McGuinness reiterated her message to the school community from Wednesday that next week there will be a distributed plan for re-training of all employees in the district on the School Committee policy and the regulations with respect to restraints. She said the legally redacted investigation report will also be presented publicly at the next School Committee meeting.

“Undeniably, we are experiencing challenging and, frankly, bad times,” McGuinness said at Thursday’s meeting. “And it’s tough.

“Our focus during this time, even though it’s difficult, is to continue to stay centered on supporting our students and each other as we move through these challenging times and forward.”

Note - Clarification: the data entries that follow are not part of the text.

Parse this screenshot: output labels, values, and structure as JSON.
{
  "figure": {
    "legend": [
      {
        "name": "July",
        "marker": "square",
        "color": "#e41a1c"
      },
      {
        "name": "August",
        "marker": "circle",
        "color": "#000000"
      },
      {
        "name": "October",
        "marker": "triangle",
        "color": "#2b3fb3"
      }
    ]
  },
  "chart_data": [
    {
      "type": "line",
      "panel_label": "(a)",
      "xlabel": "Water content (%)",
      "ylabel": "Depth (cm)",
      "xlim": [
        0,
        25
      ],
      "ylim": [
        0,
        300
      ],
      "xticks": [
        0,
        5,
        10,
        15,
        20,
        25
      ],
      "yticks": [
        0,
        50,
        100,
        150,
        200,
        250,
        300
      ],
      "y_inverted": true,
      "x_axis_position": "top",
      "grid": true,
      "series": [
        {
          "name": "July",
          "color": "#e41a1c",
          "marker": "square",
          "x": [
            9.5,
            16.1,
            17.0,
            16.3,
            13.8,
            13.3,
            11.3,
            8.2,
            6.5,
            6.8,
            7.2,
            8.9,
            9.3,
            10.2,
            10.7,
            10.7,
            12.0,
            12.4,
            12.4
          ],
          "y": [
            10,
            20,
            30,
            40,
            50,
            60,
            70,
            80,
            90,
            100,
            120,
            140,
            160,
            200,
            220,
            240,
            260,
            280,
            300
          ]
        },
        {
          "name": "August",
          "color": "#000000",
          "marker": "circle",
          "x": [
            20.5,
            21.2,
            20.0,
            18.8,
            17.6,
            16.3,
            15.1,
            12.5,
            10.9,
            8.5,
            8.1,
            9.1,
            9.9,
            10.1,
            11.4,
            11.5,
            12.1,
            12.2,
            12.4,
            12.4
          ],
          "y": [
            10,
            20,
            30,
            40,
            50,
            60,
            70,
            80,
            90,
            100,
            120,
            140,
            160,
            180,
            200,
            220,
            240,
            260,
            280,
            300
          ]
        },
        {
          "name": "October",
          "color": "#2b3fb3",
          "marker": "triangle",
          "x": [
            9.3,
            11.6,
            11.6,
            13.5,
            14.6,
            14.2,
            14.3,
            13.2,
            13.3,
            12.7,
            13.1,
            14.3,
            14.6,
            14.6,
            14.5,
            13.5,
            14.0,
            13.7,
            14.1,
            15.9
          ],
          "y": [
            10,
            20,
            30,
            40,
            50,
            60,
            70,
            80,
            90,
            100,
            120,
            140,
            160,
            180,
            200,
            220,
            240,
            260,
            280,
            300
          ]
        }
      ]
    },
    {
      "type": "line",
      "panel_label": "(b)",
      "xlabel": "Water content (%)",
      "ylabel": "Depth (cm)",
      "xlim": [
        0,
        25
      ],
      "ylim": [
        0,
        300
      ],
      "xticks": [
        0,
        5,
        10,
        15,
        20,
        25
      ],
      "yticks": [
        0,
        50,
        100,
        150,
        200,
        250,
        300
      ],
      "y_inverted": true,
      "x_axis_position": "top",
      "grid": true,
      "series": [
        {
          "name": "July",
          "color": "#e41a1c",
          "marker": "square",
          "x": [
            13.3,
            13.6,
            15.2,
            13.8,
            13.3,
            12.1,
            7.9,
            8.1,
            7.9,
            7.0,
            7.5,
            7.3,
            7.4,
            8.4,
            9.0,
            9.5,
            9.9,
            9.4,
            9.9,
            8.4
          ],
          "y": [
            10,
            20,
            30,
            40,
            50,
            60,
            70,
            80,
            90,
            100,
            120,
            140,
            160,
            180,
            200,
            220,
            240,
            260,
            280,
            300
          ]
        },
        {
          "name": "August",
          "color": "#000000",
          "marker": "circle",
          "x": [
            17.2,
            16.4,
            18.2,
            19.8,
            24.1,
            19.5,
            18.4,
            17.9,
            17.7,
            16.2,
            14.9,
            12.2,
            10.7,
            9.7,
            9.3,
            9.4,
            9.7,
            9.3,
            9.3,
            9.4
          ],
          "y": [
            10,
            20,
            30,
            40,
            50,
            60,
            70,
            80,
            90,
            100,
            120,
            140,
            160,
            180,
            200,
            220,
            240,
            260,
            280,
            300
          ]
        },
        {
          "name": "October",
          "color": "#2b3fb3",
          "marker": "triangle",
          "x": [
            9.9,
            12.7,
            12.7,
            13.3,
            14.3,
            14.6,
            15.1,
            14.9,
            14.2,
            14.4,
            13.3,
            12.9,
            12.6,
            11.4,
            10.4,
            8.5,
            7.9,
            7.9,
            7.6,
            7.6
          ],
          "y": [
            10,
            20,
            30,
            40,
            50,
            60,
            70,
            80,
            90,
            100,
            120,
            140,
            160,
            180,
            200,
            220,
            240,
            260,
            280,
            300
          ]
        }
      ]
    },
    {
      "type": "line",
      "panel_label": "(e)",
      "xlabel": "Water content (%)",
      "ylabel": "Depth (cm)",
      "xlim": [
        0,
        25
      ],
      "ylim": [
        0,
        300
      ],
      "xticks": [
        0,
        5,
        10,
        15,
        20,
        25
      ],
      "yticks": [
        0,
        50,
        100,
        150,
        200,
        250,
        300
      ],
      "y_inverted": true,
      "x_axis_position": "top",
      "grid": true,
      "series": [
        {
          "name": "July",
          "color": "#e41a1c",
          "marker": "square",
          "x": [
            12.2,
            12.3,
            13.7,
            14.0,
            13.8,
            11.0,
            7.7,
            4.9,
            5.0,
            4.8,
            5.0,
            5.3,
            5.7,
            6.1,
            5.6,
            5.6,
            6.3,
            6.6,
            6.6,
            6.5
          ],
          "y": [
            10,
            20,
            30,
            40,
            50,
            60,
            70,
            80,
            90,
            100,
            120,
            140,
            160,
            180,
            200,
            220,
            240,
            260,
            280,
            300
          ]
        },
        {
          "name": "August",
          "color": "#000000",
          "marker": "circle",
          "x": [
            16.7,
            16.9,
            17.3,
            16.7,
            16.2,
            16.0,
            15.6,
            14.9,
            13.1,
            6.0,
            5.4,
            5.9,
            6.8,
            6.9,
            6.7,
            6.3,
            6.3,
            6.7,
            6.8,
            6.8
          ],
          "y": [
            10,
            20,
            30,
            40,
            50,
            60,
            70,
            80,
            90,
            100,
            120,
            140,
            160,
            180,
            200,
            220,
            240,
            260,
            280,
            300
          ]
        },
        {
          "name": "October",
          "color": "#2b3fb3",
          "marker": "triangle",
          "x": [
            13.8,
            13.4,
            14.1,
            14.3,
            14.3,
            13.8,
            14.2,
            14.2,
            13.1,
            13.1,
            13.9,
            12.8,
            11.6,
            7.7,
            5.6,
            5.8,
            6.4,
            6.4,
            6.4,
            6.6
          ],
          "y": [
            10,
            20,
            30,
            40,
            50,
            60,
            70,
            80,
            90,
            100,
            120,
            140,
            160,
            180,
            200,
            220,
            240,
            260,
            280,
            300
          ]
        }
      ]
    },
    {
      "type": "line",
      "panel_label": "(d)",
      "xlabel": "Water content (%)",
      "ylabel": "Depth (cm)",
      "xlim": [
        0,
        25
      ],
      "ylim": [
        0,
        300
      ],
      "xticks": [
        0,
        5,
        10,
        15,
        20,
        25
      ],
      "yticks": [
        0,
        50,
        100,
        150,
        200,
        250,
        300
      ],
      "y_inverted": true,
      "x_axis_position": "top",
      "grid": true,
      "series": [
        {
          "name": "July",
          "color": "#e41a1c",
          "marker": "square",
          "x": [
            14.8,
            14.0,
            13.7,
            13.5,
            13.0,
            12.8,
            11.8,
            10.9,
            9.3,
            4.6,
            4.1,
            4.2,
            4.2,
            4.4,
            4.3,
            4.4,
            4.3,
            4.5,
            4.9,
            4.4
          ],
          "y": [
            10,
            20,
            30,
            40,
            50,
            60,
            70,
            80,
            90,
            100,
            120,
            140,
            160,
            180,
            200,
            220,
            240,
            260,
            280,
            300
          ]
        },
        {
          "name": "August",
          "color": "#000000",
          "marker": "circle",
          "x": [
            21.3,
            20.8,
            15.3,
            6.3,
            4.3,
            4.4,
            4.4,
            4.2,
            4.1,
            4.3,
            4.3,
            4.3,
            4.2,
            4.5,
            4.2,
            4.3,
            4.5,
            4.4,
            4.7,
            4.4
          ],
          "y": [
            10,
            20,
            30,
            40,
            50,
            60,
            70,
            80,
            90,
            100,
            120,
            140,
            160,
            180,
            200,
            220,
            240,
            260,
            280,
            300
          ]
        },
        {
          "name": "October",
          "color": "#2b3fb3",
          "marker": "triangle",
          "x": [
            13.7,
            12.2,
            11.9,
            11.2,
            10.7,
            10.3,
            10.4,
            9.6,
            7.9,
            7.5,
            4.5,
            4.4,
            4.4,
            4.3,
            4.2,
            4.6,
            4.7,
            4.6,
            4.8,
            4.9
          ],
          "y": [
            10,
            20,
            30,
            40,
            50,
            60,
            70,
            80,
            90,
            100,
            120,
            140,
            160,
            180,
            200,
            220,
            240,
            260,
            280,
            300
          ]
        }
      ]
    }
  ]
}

School Committee member Alison Taylor expressed her support for the teachers and conceded: “I don’t know how anyone is going to want to stand up and in be in these positions again — I don’t blame them.”

“I am so incensed by this because it simply defies logic,” Taylor said. “You have people who were doing nothing but the best for them, for the student at hand, for any student at hand, for the rest of the students. … And here we are seemingly only blaming the people who were really trying their hardest to do the most they could with the littlest resources because we can’t get anybody to help them.”

School Committee Chair Sarah Fox said she was very surprised to read the findings Wednesday night and laid the blame for the teachers not being fully versed on the restraint policy as a failure of previous district administrative and student services leadership.

“It didn’t need to get to this point,” Fox said. “We’re not serving students right. We’re not serving staff right.”